Что даст нелепый разговор? Конечно, старшине нужно помочь, но как? А если будет хуже? Всем — Ланке, Косте, Данченко? Пусть лучше они сами разбираются, без посторонних, люди взрослые…

Возвращались недовольные друг другом. Петухов, догадываясь, о чем может идти речь, демонстративно молчал, потом принялся насвистывать какой-то бравурный мотивчик. Не попрощавшись, он скрылся в казарме, а Девушкин, расстроенный и рассерженный, отправился на спортивную площадку, сел подальше от горластых болельщиков, наблюдавших поединок волейболистов, и задумался.

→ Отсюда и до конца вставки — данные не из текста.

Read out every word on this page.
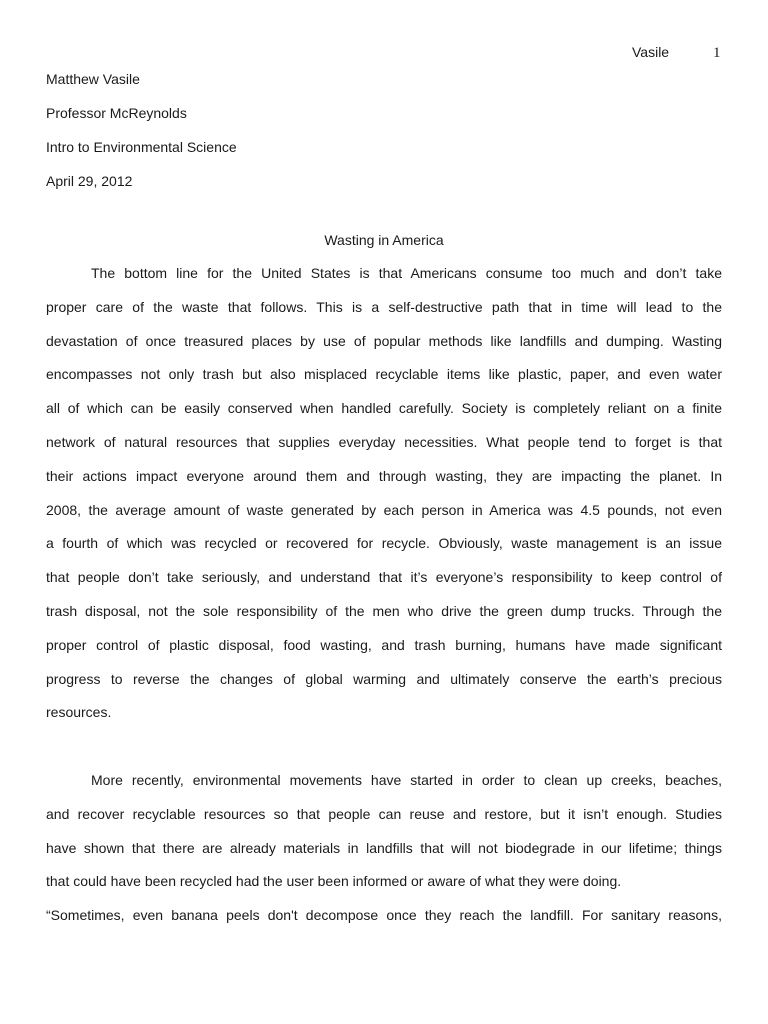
Vasile	1
Matthew Vasile
Professor McReynolds
Intro to Environmental Science
April 29, 2012
Wasting in America
The bottom line for the United States is that Americans consume too much and don’t take
proper care of the waste that follows. This is a self-destructive path that in time will lead to the
devastation of once treasured places by use of popular methods like landfills and dumping. Wasting
encompasses not only trash but also misplaced recyclable items like plastic, paper, and even water
all of which can be easily conserved when handled carefully. Society is completely reliant on a finite
network of natural resources that supplies everyday necessities. What people tend to forget is that
their actions impact everyone around them and through wasting, they are impacting the planet. In
2008, the average amount of waste generated by each person in America was 4.5 pounds, not even
a fourth of which was recycled or recovered for recycle. Obviously, waste management is an issue
that people don’t take seriously, and understand that it’s everyone’s responsibility to keep control of
trash disposal, not the sole responsibility of the men who drive the green dump trucks. Through the
proper control of plastic disposal, food wasting, and trash burning, humans have made significant
progress to reverse the changes of global warming and ultimately conserve the earth’s precious
resources.
More recently, environmental movements have started in order to clean up creeks, beaches,
and recover recyclable resources so that people can reuse and restore, but it isn’t enough. Studies
have shown that there are already materials in landfills that will not biodegrade in our lifetime; things
that could have been recycled had the user been informed or aware of what they were doing.
“Sometimes, even banana peels don't decompose once they reach the landfill. For sanitary reasons,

Он вырос в старинном сибирском городке. Городок деревянный, дома приземистые, окна в резных наличниках, на коньках крыш деревянные петухи. Деревянная мостовая-лежневка, бревенчатое двухэтажное здание — театр. Основали городок русские землепроходцы, торговые и ратные люди у слияния двух великих рек.[38] Издревле мужчины хаживали на охоту, по грибы, баловались рыбкой. Митю увлекало другое.

После занятий в школе он до позднего вечера просиживал над книгами. Библиотека помещалась в доме замечательного сказочника Ершова. Митя читал исторические романы, хотел стать историком или археологом.

Потом ему открылся театр. Здесь бывали в свое время Радищев, декабристы — Кюхельбекер, Муравьев-Апостол, не пропускал ни одного спектакля знаменитый Менделеев. С галерки, затаив дыхание, смотрел Митя на неведомый, удивительный мир, постоянно открывая что-то новое.

Ничто для него не существовало, кроме книг и театра. Первое стихотворение Митя написал на могиле Кюхельбекера, милого, странного, доброго Кюхли; могила затерялась в подступившей к городку тайге. Митя никому не показывал свои творения, читал их наизусть, бродя по тихим улочкам. Позже появились стихи о школе, товарищах. Короткое стихотворение о лесорубах показалось удачным, после долгих колебаний Митя решил попытать счастье.

Часа два кружил он у обшарпанного особняка редакции городской газеты. Собравшись с духом, робея, открыл дверь, обросшую хлопьями инея, просяным веником обмахнул пимы. Потом затоптался в коридоре: стихи прочитает газетчик, опытный специалист, возможно, поэт, в городе немало поэтов, их нередко печатают на последней странице, особенно перед праздниками. Прочитает и прогонит. А вдруг стихи понравятся? Их опубликуют в воскресном номере, фамилию автора наберут жирным шрифтом. Дмитрий Девушкин. Поэт Дмитрий Девушкин!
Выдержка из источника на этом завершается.